Kış (şıté) günlerinde en önemli meşgale hayvanların yemlenmesidir. Kışın bitiminden sonra baharın (rabî‘) başında nohut, mercimek gibi bazı ürünlerin ekimi, bağ budaması, bostanların hazırlanması, kışın hayvanlara yedirmek için ot biçimi, yazın (ṣayf) başında sırayla mercimek (‘ads), nohut (ḥımmıs), arpa (ış‘îr) ve buğday (ḥınṭ) biçimi, harman kaldırılması (baydar), kışın yenecek bulgurun hazırlanması (sılḳén), üzüm kurutulması (zeyyîd), bağ bozumuyla birlikte pekmez (dıbs), pestil (ḥerîré) ve cevizli sucuk (ı‘ḳûdé) yapımı, meşe koruluklarından (ḥımé) odun (ḥaṭab) kesme ve ardından tarlaların bir sonraki seneye hazırlanması, buğday ve arpanın ekimi günlük meşgaleleri oluşturuyordu. Bu süreçte peynir (cıbné), salça (may ıfrincî) yapımı ve kışın tüketilecek kurutmalık (ımneşeffēt), turşu (tırşi) hazırlanması, kışlık tüketim için besi hayvanlarının (dırmâla) boğazlanması ve etin tuzlanarak saklanması (kısdénı’l-laḥmé) gibi işler yapılırdı. Bazılarını sıraladığım bu işler ailelerin bütün bireylerini yeterince meşgul ediyordu. İnsanlar istatistiğe giriyorlar mıydı, bilmiyorum ama herkesin yaşına, gücüne ve cinsiyetine göre bir işi vardı.

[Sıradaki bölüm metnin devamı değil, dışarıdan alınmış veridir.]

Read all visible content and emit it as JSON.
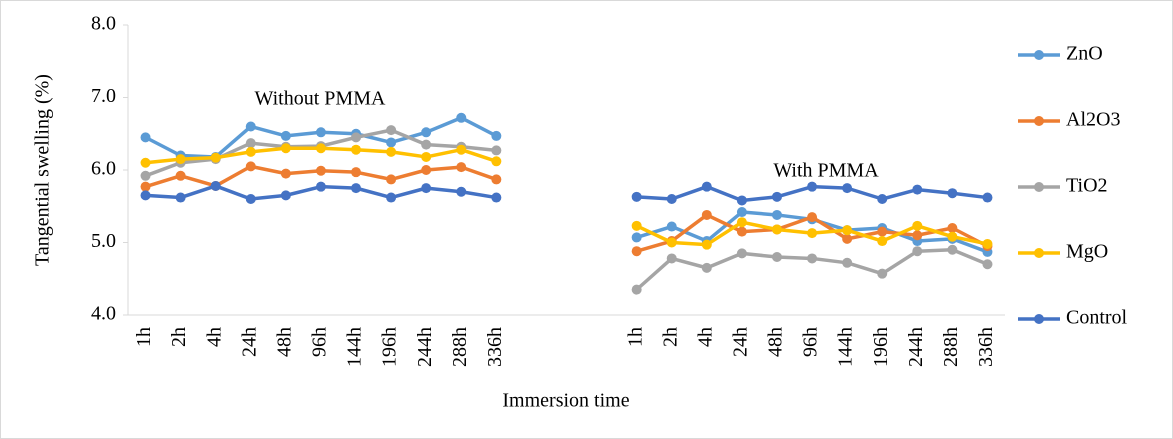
{
  "chart_data": {
    "type": "line",
    "y_label": "Tangential swelling (%)",
    "x_label": "Immersion time",
    "annotations": [
      "Without PMMA",
      "With PMMA"
    ],
    "categories": [
      "1h",
      "2h",
      "4h",
      "24h",
      "48h",
      "96h",
      "144h",
      "196h",
      "244h",
      "288h",
      "336h",
      null,
      null,
      null,
      "1h",
      "2h",
      "4h",
      "24h",
      "48h",
      "96h",
      "144h",
      "196h",
      "244h",
      "288h",
      "336h"
    ],
    "ylim": [
      4,
      8
    ],
    "yticks": [
      {
        "value": 4,
        "label": "4.0"
      },
      {
        "value": 5,
        "label": "5.0"
      },
      {
        "value": 6,
        "label": "6.0"
      },
      {
        "value": 7,
        "label": "7.0"
      },
      {
        "value": 8,
        "label": "8.0"
      }
    ],
    "series": [
      {
        "name": "ZnO",
        "color": "#5b9bd5",
        "values": [
          6.45,
          6.2,
          6.18,
          6.6,
          6.47,
          6.52,
          6.5,
          6.38,
          6.52,
          6.72,
          6.47,
          null,
          null,
          null,
          5.07,
          5.22,
          5.02,
          5.42,
          5.38,
          5.32,
          5.17,
          5.2,
          5.02,
          5.05,
          4.87
        ]
      },
      {
        "name": "Al2O3",
        "color": "#ed7d31",
        "values": [
          5.77,
          5.92,
          5.78,
          6.05,
          5.95,
          5.99,
          5.97,
          5.87,
          6.0,
          6.04,
          5.87,
          null,
          null,
          null,
          4.88,
          5.02,
          5.38,
          5.15,
          5.18,
          5.35,
          5.05,
          5.15,
          5.1,
          5.2,
          4.95
        ]
      },
      {
        "name": "TiO2",
        "color": "#a5a5a5",
        "values": [
          5.92,
          6.1,
          6.15,
          6.37,
          6.32,
          6.33,
          6.45,
          6.55,
          6.35,
          6.32,
          6.27,
          null,
          null,
          null,
          4.35,
          4.78,
          4.65,
          4.85,
          4.8,
          4.78,
          4.72,
          4.57,
          4.88,
          4.9,
          4.7
        ]
      },
      {
        "name": "MgO",
        "color": "#ffc000",
        "values": [
          6.1,
          6.15,
          6.17,
          6.25,
          6.3,
          6.3,
          6.28,
          6.25,
          6.18,
          6.28,
          6.12,
          null,
          null,
          null,
          5.23,
          5.0,
          4.97,
          5.28,
          5.18,
          5.13,
          5.17,
          5.02,
          5.23,
          5.08,
          4.98
        ]
      },
      {
        "name": "Control",
        "color": "#4472c4",
        "values": [
          5.65,
          5.62,
          5.78,
          5.6,
          5.65,
          5.77,
          5.75,
          5.62,
          5.75,
          5.7,
          5.62,
          null,
          null,
          null,
          5.63,
          5.6,
          5.77,
          5.58,
          5.63,
          5.77,
          5.75,
          5.6,
          5.73,
          5.68,
          5.62
        ]
      }
    ],
    "legend": "right"
  }
}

Bahsettiğim işlerin bir kısmı eşek, katır, at, öküz gibi hayvanlardan yararlanarak insan gücüyle yapılıyordu. Her şey doğaldı ve insanlar tüketecekleri gıdayı asırların birikimiyle üretiyorlardı.

Hâsılı bu çalışma sürecinde insanların kahvehane köşelerinde oturup geçirecekleri boş zamanları olmazdı. Ancak kış günlerinde hayvanların yemlenmesi ve bakımı dışındaki diğer işler pek olmazdı. Bir de meraklılar ava giderlerdi.

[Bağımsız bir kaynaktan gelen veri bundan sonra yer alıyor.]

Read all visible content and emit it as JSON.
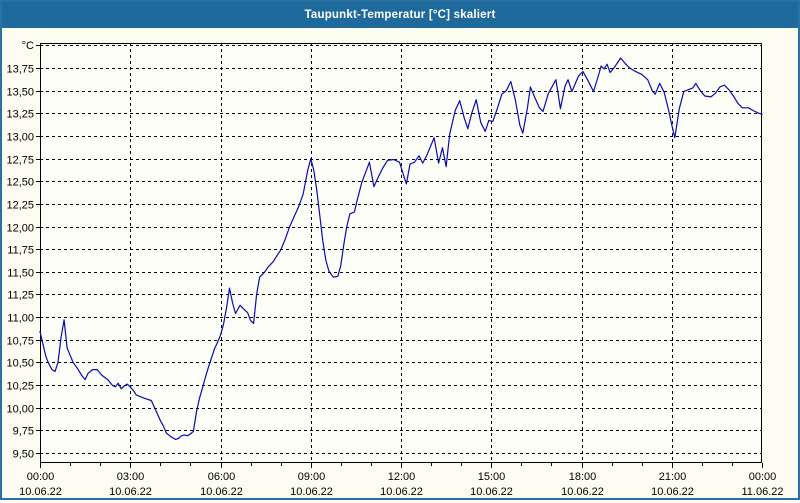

Hayvanların yemlenmesi çok zaman almazdı. Bu işleri çoğunlukla erkekler yapardı. İşlerini yaptıktan sonra erkeklerin buluştukları yerlerden biri, güneşlendikleri mışrēḳelerdi. Tabii mışrēḳede güneşlenebilmek için güneşli bir gün olması lazım.

Mışrēḳelerin kuzey tarafı duvar olduğu için rüzgârdan korunaklı olur. Bu sebeple nispeten sıcaktır. Burada ihtiyarlar, gençler ve çocuklar bir araya gelir. Genellikle büyükler sohbet ederler, eskilerden hikâyeler anlatırlar. Çocuklar ise deneyimin ve kültürün paylaşıldığı bu yerlerde eğitilirlerdi. Birçok dini bilgiyi buralarda öğrendiğimizi, gündelik hayatla ilgili tecrübeleri mışrēḳelerde dinlediğimizi ifade edeyim. Bundan dolayı mışrēḳeler kültür aktarımının yapıldığı, çocukların ve gençlerin eğitildiği, küçüklerin büyüklerin yanında nasıl konuşulacağını ve nasıl davranılacağını öğrendikleri yerlerdi.